# He's confused???



## steph78 (Jun 2, 2011)

Ok, i really need some honest guy answers...
CURRENTLY:
My husband and I of 5 years are currently seperated (going on 3 wks) b/c after I caught him "sexting" someone and found out that he was on adult friend finder website I confronted him. Not with anger, but I just can't understand why he does it when it is so hurtful. This is the first time he has ever joined a website that I know of, however, this is the 3rd time he has excessively talked with other women inappropriately. 
A LITTLE HISTORY, 
he was a 28 year old bachelor (no kiddos) and I was a divorced single mother of 1 (had been divorced for 5 years). We met online (not on a dating site, just a random encounter) and I got pregnant 8 months later. We decided to get married. 
We had our son and then 13 months after we had another son. 
TO THE POINT:
When we seperated he said that he felt it would be the best thing for us to do at this point even if its only temporary and that he needed time to think. We have talked about things once since then (besides bills, banking, kids, ect) and he said that he is confused. When I asked him about what he said that he is not sure how he feels about the way things are and that he is relieved that some stress is gone but misses me and the kids. I told him I understood and asked what he wanted now in broad terms for our relationship. He said that he honestly wasn't sure. He said that he wasn't ready to get married when we did and that he felt like i was someone that he could marry and be happy with but he doesn't know when the right time would have been, if ever. When I asked about what he meant by "if ever" he said if ever him. He said marriage is difficult for him and he doesn't understand why. He said that he has considered divorce and he has thought about how it would affect me, him, and especially the kids, but he doesn't know what to do. He thinks divorce would make it easier for him and when I ask how he said that he didn't want to sound like an a-hole or that he doesn't care. He said it's hard to explain but he wants to do what he wants, when he wants, and for the most part without hoaving to get permission to do it. He reminded me that he was 28 before we got married and that was a long time of being on your own and he doesn't think he can ever change the desire to be on his own. He said he is not a social person and that he doesn't always want to be around someone at home.
I am so hurt and disoriented right now, I want to support him, but I need some help understanding all of this. I know there are more things that we are going to have to work through if we stay together (like the website stuff), but right now I just need some advice on what to do about this situation.


----------



## Deejo (May 20, 2008)

Here is what he is confused about:

Whether or not he still wants you for a partner. Something is missing, or something has fled the relationship - which in turn means that it is highly likely that another part of his 'confusion' is that he has feelings for another woman.
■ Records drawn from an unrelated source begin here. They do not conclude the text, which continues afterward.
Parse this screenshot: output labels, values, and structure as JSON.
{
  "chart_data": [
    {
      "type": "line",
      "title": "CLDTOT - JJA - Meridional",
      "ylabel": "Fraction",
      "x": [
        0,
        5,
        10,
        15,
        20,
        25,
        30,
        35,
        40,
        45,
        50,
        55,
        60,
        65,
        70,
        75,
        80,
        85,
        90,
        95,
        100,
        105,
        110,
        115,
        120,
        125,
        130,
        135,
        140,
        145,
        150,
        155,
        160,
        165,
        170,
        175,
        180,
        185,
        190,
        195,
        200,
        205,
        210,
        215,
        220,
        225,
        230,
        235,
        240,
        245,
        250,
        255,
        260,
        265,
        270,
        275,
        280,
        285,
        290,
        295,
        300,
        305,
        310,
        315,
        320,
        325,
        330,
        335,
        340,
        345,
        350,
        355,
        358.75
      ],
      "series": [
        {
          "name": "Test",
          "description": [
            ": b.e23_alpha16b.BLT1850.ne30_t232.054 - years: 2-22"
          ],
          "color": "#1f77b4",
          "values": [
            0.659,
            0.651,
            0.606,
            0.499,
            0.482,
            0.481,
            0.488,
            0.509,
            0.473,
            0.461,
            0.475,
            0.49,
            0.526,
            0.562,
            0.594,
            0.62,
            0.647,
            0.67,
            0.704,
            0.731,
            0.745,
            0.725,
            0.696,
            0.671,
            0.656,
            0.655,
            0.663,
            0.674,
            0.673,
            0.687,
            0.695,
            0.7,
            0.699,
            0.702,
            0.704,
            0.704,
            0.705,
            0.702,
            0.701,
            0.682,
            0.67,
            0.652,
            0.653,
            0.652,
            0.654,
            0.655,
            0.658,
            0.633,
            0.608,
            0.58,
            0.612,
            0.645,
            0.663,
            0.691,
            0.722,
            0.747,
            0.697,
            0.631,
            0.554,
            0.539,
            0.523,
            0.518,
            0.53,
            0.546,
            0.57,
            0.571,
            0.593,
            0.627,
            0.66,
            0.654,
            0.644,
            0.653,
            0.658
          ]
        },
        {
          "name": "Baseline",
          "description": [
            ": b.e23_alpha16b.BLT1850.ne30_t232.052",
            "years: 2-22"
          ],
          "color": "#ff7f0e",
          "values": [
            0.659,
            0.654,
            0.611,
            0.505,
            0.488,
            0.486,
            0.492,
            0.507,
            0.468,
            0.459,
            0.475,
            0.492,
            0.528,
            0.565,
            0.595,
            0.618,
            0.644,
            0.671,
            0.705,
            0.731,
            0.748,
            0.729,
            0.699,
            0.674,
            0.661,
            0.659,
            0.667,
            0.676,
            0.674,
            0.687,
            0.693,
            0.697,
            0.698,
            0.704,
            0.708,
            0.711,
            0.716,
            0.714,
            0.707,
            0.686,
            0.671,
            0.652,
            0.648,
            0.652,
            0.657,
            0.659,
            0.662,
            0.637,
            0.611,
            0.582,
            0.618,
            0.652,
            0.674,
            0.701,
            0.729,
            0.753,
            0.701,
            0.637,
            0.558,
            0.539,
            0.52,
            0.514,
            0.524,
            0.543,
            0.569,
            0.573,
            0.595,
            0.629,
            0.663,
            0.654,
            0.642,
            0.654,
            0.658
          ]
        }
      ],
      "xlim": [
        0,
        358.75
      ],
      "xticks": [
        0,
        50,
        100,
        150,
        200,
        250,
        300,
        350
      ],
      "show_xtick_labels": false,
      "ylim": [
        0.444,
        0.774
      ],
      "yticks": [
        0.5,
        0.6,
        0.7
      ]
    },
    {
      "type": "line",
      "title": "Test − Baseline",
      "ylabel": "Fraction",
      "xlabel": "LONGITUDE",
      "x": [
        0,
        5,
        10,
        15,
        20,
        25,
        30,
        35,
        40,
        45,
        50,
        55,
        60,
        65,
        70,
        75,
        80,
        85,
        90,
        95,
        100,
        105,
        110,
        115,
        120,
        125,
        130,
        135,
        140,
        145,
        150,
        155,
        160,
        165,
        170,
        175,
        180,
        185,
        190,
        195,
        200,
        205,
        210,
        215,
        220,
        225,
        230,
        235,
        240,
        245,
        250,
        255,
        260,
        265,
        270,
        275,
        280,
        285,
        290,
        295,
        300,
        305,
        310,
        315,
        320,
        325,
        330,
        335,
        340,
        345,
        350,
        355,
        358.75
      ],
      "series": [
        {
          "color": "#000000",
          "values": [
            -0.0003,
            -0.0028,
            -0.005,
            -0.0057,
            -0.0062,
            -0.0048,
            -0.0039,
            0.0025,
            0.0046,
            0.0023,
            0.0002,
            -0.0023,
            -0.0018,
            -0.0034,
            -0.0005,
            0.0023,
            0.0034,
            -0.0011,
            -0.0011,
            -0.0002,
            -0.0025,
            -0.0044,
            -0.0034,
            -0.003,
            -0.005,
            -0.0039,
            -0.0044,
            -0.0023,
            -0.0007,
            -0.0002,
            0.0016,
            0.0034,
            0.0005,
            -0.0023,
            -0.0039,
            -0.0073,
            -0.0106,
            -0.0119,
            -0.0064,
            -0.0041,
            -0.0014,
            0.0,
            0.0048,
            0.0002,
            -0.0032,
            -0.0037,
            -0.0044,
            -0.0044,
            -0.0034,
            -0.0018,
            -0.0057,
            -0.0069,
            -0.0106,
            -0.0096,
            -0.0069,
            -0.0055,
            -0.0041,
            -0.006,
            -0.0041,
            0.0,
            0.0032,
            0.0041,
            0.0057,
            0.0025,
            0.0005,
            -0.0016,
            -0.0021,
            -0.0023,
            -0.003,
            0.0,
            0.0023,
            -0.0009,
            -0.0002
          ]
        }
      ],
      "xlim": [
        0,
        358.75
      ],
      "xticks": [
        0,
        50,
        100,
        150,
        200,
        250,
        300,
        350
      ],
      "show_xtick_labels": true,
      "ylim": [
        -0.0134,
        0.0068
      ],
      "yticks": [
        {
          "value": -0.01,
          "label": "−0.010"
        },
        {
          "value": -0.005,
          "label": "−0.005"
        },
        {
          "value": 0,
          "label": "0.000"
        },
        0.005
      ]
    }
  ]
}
Don't bother to ask. He'll deny it. They all do, whether male or female.

Ask him what he wants from a relationship. Not YOUR relationship ... A relationship. You should be able to get a sense of where the two of you stand based on that.


----------



## steph78 (Jun 2, 2011)

That's the problem- i am not sure he wants ANY relationship. I think he is happy with himself, by himself and let's face it there is a great high in meeting new people and having new experiences with them. 
I thought that since he had been single for such a time and been out there in the field, that he wouldn't resent "missing out" on stuff. Instead, he thinks he wants that life back? why? because it's easier-that to me is a cowardly way of saying "you and my family aren't worth my efforts."
I know that i am biased in all of this, but i want to scream at the reality of it all.


----------



## 2xloser (May 8, 2011)

So you know where he stands. 
Given that, where do you stand? 
Hopefully not as his doormat to come and go as he pleases, or to have him take his time "deciding what he wants". He's told you. 
Sorry to be a little harsh, but I don't know why you'd stick around or support him beoyond what is necessary for the kids. He's already decided what he doesn't want, and it's you and your family. 
Also, I agree with Deejo, high, high likelihood there's another woman in play. It's 180 time, but likely he'll choose to stay away. Damn shame; I'm sorry for you.


----------



## Jellybeans (Mar 8, 2011)

steph78 said:


> A LITTLE HISTORY,
> We met online (not on a dating site, just a random encounter)


Please elaborate. How did you meet. What does "random encounter" mean?



steph78 said:


> That's the problem- i am not sure he wants ANY relationship. Instead, he thinks he wants that life back? why? because it's easier-that to me is a cowardly way of saying "you and my family aren't worth my efforts."


Precisely. So ask him if he is fully committed to you and the marriage or not. If he isn't or gives you a wishy washy answer, you know what the score is.

He is probably seeing someone else or just doesn't want to be married anymore so he can play freely. 

Sorry.

Ohand DO get tested for STDs.


----------